Nature et régime juridique de l'ORE
Nature et régime juridique de l'ORE
La nature de l'obligation réelle environnementale
– Incertitudes. – La lecture de l'article L. 132-3 du Code de l'environnement peut laisser interrogatif quant à la détermination de la nature juridique de l'ORE. Cette question n'a pas qu'une importance doctrinale, car de cette nature dépendra son régime, lequel n'est qu'insuffisamment fixé par cet article. Il convient donc d'analyser l'ORE au regard des droits réels (§ I) puis des droits personnels (§ II), avant de proposer une qualification innovante (§ III).
Droits réels et ORE
– ORE et droit réel. – Il est en réalité assez complexe de rattacher la nature de l'ORE à celle d'un droit réel. Création de la loi et donc non concernée par le principe doctrinal du numerus clausus des droits réels (dont l'existence est de toute manière largement sujette à caution depuis les arrêts Caquelard
et Maison de la Poésie), il convient tout de même, pour rattacher l'ORE à la catégorie des droits réels, d'en respecter les principes constitutifs. Il nous faut alors confronter cet outil aux principaux droits réels.

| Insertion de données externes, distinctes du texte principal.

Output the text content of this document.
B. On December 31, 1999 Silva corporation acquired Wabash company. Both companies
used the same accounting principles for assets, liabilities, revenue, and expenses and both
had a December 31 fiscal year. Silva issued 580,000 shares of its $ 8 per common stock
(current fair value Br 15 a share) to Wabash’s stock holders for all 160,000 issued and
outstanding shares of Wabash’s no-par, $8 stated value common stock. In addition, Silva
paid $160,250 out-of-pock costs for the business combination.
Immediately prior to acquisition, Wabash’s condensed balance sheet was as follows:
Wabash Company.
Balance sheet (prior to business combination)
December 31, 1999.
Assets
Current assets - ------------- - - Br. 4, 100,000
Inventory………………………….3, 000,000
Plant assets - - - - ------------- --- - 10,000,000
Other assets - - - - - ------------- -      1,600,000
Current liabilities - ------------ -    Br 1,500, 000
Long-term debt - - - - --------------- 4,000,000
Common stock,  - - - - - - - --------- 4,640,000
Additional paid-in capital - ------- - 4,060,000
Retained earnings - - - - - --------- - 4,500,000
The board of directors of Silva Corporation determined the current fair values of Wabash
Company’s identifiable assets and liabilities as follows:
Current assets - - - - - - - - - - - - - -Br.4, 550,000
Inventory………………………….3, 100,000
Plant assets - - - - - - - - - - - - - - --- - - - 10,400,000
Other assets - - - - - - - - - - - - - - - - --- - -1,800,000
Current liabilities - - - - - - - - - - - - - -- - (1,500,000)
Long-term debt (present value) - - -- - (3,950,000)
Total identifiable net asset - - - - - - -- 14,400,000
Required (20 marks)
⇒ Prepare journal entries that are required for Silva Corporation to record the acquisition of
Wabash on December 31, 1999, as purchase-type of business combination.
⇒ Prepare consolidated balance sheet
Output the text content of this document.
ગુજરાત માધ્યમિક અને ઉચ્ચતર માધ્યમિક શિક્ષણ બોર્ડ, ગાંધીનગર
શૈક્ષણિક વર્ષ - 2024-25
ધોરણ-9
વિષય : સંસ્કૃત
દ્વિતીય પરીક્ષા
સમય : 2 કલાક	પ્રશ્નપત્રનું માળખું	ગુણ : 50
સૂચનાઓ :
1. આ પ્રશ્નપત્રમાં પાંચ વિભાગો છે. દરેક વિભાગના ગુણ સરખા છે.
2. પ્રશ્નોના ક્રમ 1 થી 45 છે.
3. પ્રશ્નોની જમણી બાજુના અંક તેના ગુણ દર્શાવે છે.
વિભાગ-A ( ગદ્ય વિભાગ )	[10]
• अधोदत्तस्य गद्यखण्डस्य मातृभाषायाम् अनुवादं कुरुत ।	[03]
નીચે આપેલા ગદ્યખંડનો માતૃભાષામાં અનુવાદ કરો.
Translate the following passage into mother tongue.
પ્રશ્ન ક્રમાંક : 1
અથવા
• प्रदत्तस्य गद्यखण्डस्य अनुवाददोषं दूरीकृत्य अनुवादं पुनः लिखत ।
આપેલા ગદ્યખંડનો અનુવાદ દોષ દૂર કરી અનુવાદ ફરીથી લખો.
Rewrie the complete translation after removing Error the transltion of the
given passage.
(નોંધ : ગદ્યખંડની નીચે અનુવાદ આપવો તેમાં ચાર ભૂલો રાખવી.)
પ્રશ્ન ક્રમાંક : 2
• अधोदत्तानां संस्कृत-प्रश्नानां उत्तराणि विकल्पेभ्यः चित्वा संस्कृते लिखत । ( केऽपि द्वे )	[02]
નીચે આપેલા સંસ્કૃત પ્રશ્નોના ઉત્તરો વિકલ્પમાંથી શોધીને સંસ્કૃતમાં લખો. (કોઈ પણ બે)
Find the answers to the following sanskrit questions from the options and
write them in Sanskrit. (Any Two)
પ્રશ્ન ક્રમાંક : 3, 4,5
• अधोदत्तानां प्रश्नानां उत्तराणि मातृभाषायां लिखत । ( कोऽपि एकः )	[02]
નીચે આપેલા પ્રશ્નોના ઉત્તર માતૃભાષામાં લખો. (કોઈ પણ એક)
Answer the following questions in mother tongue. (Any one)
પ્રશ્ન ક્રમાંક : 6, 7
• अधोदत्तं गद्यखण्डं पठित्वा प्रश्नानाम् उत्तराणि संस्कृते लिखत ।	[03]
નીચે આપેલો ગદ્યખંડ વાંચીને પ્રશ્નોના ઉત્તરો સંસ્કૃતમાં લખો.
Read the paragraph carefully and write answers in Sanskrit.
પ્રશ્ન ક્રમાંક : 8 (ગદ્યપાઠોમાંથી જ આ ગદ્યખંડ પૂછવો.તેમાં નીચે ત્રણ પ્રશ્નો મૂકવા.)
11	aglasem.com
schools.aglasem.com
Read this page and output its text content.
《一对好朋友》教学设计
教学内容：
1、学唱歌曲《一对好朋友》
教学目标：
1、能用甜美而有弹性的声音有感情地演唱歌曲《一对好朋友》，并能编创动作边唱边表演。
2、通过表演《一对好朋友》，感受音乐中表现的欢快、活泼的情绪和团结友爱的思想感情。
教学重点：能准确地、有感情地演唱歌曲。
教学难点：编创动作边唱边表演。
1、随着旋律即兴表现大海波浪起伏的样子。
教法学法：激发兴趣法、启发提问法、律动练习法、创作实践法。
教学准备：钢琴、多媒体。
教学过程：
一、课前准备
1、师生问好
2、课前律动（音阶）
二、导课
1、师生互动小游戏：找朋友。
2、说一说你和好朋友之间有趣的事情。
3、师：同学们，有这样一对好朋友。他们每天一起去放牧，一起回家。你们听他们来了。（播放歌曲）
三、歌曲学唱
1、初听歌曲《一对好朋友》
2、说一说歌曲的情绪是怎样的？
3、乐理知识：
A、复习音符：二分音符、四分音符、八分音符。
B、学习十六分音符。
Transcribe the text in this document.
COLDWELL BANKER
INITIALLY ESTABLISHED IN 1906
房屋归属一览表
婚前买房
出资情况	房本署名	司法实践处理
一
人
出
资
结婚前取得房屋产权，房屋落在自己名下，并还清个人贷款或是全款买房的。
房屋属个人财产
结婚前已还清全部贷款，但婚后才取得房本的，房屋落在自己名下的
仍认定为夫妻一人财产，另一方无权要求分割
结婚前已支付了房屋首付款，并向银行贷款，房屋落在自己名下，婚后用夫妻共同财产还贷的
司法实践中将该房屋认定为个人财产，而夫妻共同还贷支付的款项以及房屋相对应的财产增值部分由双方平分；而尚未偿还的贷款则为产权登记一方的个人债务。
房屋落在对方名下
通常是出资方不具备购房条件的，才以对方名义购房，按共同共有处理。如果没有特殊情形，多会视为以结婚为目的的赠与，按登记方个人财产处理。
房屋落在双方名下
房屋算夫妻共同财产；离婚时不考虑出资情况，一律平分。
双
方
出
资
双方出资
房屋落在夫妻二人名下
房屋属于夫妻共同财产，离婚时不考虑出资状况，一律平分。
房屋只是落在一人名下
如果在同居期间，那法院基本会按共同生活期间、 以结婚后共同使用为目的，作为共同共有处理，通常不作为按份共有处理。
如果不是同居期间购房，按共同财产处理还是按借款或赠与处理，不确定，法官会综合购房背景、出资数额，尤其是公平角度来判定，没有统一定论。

– ORE et usufruit. – Défini à l'article 578 du Code civil comme « le droit de jouir des choses dont un autre a la propriété, comme le propriétaire lui-même, mais à charge d'en conserver la substance », l'usufruit est donc un droit de jouissance qui ne peut en aucun cas concerner le créancier d'une ORE : la personne morale de droit public ou de droit privé agissant pour la protection de l'environnement, cocontractante, ne disposera d'aucun droit de jouissance sur le bien grevé. En outre, le propriétaire-débiteur ne sera quant à lui privé d'aucune utilité de son bien, et en conservera l'essentiel des prérogatives. Dès lors, il ne semble pas possible d'assimiler le droit créé par le souscripteur d'une ORE au profit de son cocontractant à un usufruit.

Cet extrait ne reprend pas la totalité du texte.